Mar 21, 2013 - Sale 2308

Sale 2308 - Lot 292

Price Realized: $ 300
?Final Price Realized includes Buyer’s Premium added to Hammer Price
Estimate: $ 400 - $ 600
(CIVIL RIGHTS--WOMEN.) HUNTON, ADDIE WAITES. Autograph Letter Signed to Oscar [? De Priest.] One page, 4to, on NAACP letterhead. Mobile, March 12, 1923

Additional Details

Addie Waites Hunton (1866-1943) educator, race and gender activist, writer, suffragist, and political organizer, was born in Norfolk, Virginia.
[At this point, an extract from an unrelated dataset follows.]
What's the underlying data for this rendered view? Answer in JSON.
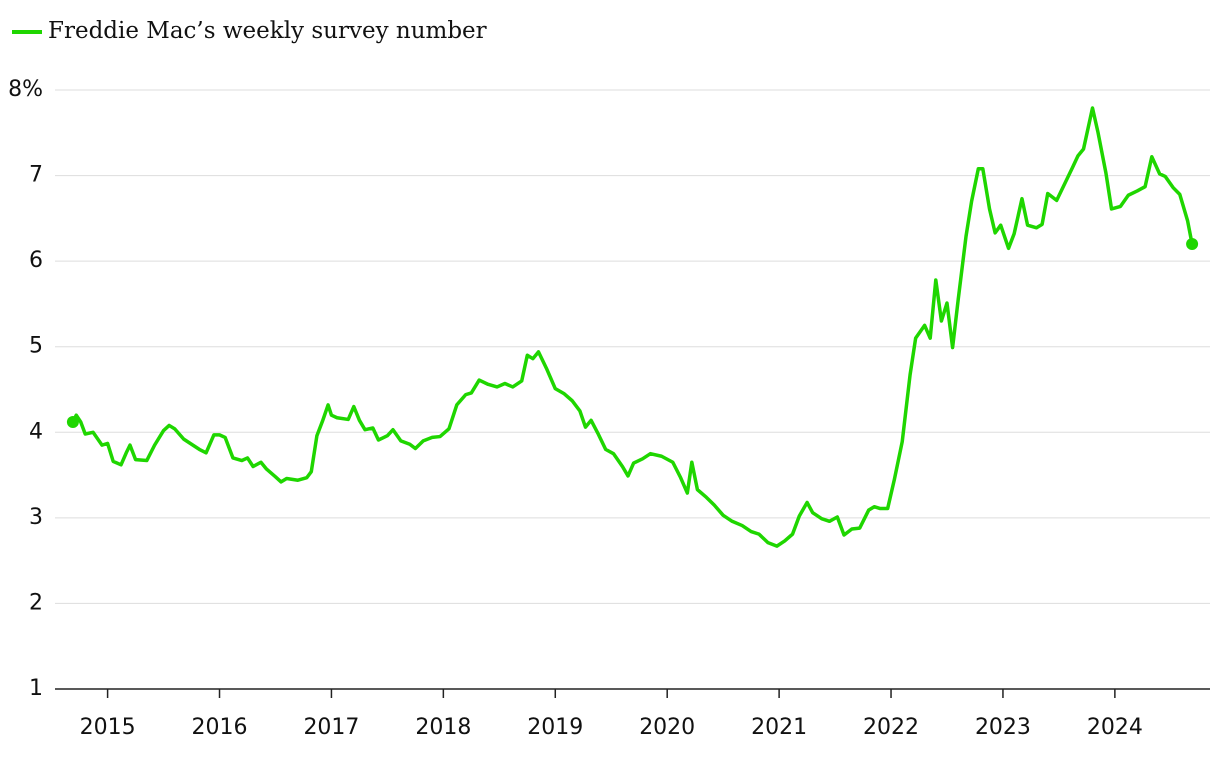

During World War I, Hunton and two others were the only African American women assigned by the U.S. Army to work with 200,000 segregated black troops stationed in France. When she returned to the U.S. in 1919, she and her coworker, Kathryn Johnson, wrote about their experiences with the troops in the book 'Two Colored Women with the American Expeditionary Forces.' (1920). She writes and asks that her trunk be forwarded down to Alabama, saying 'I must get on some thinner clothing.' She refers to her daughter Eunice, who was the first black women to receive a law degree from Fordham University (1933) She became the first black woman assistant district attorney in New York.